Right here’s an instance. So our medical director, when he first began on the native well being division, he needed to fulfill. I sat down with him, and he needed to know: What do you see as points for youngsters in Louisville, Kentucky, that attend Jefferson County Faculties? So the imaginative and prescient exams — youngsters needing glasses — is what we talked about. He stated, ‘I feel I can do one thing about that.’ His background is as an ophthalmologist, so he rallied volunteers, and we labored collectively and we deliberate this primary clinic.

So that they got here in, and like I discussed, the attention medical doctors have been blown away by the extent of want. However then we scheduled a day to come back again and hand kids their glasses — I’ll get emotional. They placed on their glasses, they usually may see issues they’ve by no means seen earlier than. You permit on the finish of the day considering, ‘Yeah, there’s much more work to do, however we will take this win as a result of it is a fairly large one.’

What’s an surprising means that your function shapes the day for teenagers?

I inform the nurses this on a regular basis: You are going to have college students who come into your workplace as a result of they want your pat [on the back]. You are a nurse, and there’s a respect that’s related to nurses — America’s most trusted professional for over 20 years. We inform them on a regular basis, ‘Your interplay with kids has the flexibility to form their day. And so you’re the pat that they want.’ They will simply are available in and actually all they want is simply any individual to say ‘Hi there,’ and ‘How is your morning going?’ And get them off to class. However possibly they are not getting that want met elsewhere. Possibly they are not getting that hug or that smile elsewhere. Nurses — that’s actually what we attempt to emphasize — make a distinction for each little one.

What do you would like you possibly can change about your college district or the schooling system as we speak?

What I might change is de facto the popularity that nurses are well being care professionals and that well being care is just not separate. Well being is just not separate from a baby’s tutorial success. So what I might change concerning the schooling system generally is to make well being foundational, not ancillary, for schooling. Till each little one is classroom-ready daily, then that kid’s not going to achieve their full potential.

Your function provides you distinctive entry and perception to as we speak’s youth.

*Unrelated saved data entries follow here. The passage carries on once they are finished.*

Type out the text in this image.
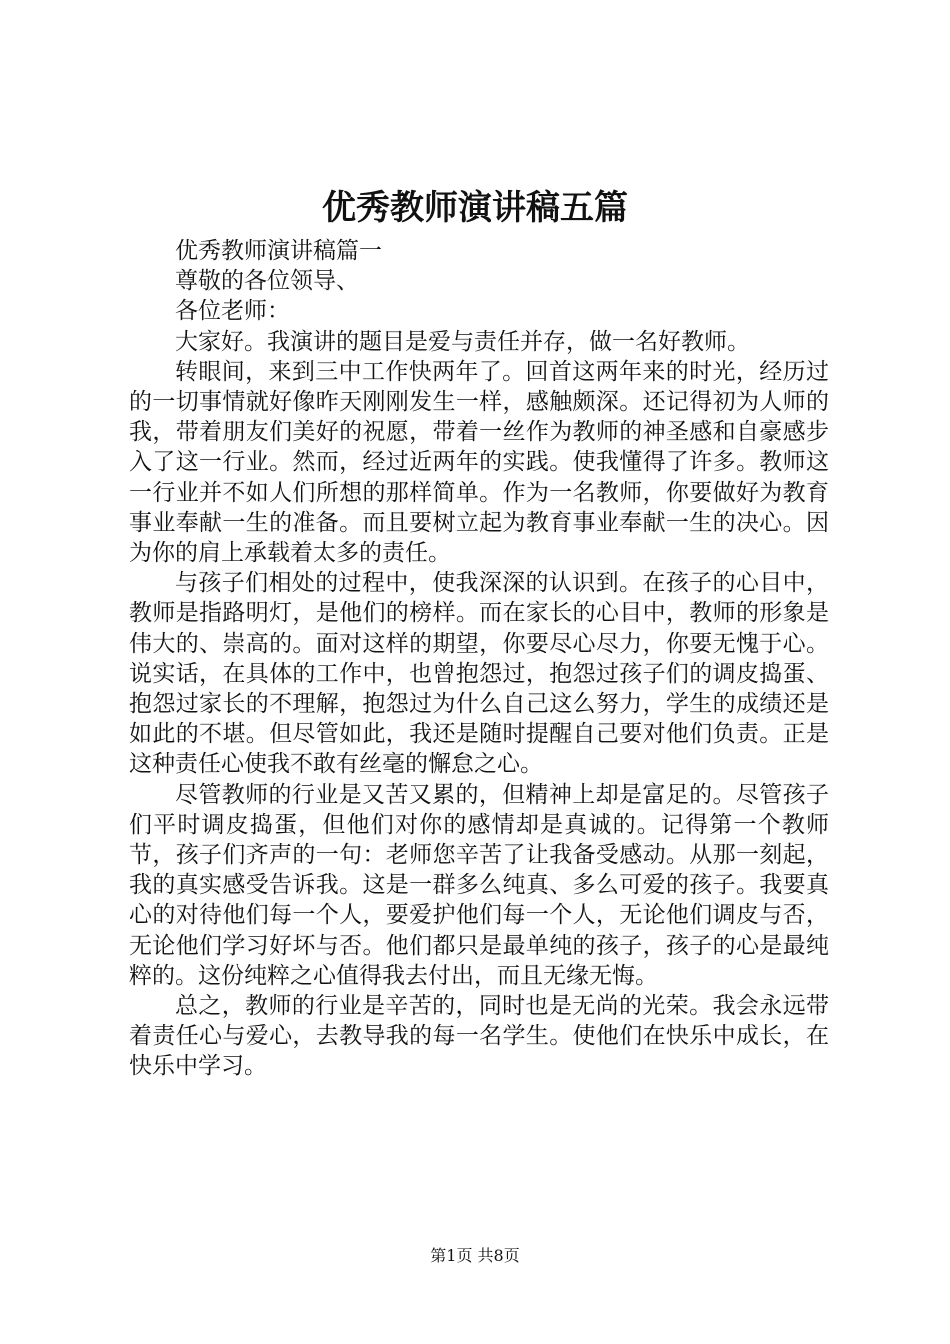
优秀教师演讲稿五篇

优秀教师演讲稿篇一

尊敬的各位领导、

各位老师：

大家好。我演讲的题目是爱与责任并存，做一名好教师。

转眼间，来到三中工作快两年了。回首这两年来的时光，经历过的一切事情就好像昨天刚刚发生一样，感触颇深。还记得初为人师的我，带着朋友们美好的祝愿，带着一丝作为教师的神圣感和自豪感步入了这一行业。然而，经过近两年的实践。使我懂得了许多。教师这一行业并不如人们所想的那样简单。作为一名教师，你要做好为教育事业奉献一生的准备。而且要树立起为教育事业奉献一生的决心。因为你的肩上承载着太多的责任。

与孩子们相处的过程中，使我深深的认识到。在孩子的心目中，教师是指路明灯，是他们的榜样。而在家长的心目中，教师的形象是伟大的、崇高的。面对这样的期望，你要尽心尽力，你要无愧于心。说实话，在具体的工作中，也曾抱怨过，抱怨过孩子们的调皮捣蛋、抱怨过家长的不理解，抱怨过为什么自己这么努力，学生的成绩还是如此的不堪。但尽管如此，我还是随时提醒自己要对他们负责。正是这种责任心使我不敢有丝毫的懈怠之心。

尽管教师的行业是又苦又累的，但精神上却是富足的。尽管孩子们平时调皮捣蛋，但他们对你的感情却是真诚的。记得第一个教师节，孩子们齐声的一句：老师您辛苦了让我备受感动。从那一刻起，我的真实感受告诉我。这是一群多么纯真、多么可爱的孩子。我要真心的对待他们每一个人，要爱护他们每一个人，无论他们调皮与否，无论他们学习好坏与否。他们都只是最单纯的孩子，孩子的心是最纯粹的。这份纯粹之心值得我去付出，而且无缘无悔。

总之，教师的行业是辛苦的，同时也是无尚的光荣。我会永远带着责任心与爱心，去教导我的每一名学生。使他们在快乐中成长，在快乐中学习。

第1页 共8页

What’s one factor you have discovered about younger individuals by your work?

It doesn’t matter what is going on, I by no means go away a college after being round kids that I do not really feel recharged and rejuvenated. They’re resilient, they’re good, they’re passionate, they usually give me such hope for the longer term as a result of I see a knowledge, significantly in our younger adults, that possibly they’ve not all the time seen on this planet round them. We are able to discuss rather a lot about younger individuals and fear — there are a number of points and challenges this technology of children is dealing with — however we are the adults. We’re alleged to dwell in a world the place we worth our kids and put all their wants first. And I do not see youngsters giving up in that hope. I see youngsters participating, and I am simply all the time astounded by their resiliency and their smiles and their hugs. It is why I do what I do. They’ve a pleasure that hasn’t been snuffed out, and we have to make them a world the place they’ll proceed to be blissful and wholesome.